Schneider would not speculate about when the group might have a fully functional sequencing device based on graphene nanopores. "Getting a DNA strand through graphene is already something that is not that simple," he said. He also declined to comment on the potential for licensing the technology.
While the Kavli group is the first to demonstrate DNA translocation through a graphene nanopore, other groups are close on the researchers' heels. Slaven Garaj, whose team at Harvard University is also working on developing a graphene nanopore-based sequencer, has a study in review at Nature. Garaj said he could not comment on the Kavli study because of Nature's embargo policy.
In their study, which is already available from the arXiv e-print service, the Harvard researchers show that a layer of graphene, when immersed in ionic solution, takes on new electrochemical properties that make it a trans-electrode. The membrane’s effective insulating thickness is less than one nanometer, making graphene "an ideal substrate for very high-resolution, high-throughput nanopore-based single molecule detectors," the authors write.

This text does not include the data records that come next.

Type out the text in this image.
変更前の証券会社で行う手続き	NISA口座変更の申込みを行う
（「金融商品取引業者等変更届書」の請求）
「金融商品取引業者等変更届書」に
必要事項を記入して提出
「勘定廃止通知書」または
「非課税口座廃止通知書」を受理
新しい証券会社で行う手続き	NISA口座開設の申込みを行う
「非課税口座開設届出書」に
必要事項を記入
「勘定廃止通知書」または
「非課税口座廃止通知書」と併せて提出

Meanwhile, industry has also shown an increased interest in solid-state nanopore-based sequencing technology. Oxford Nanopore, which is focused on developing biological nanopores as its first commercial product, also licenses technology from Harvard University on developing sold-state nanopores. Startup NobleGen recently licensed technology from Boston University researchers who have developed an optical readout system, and said they plan to commercialize a solid-state nanopore sequencing device (IS 5/25/2010). And IBM recently partnered with Roche to develop and commercialize a nanopore sequencer based on its DNA transistor technology (IS 7/6/2010).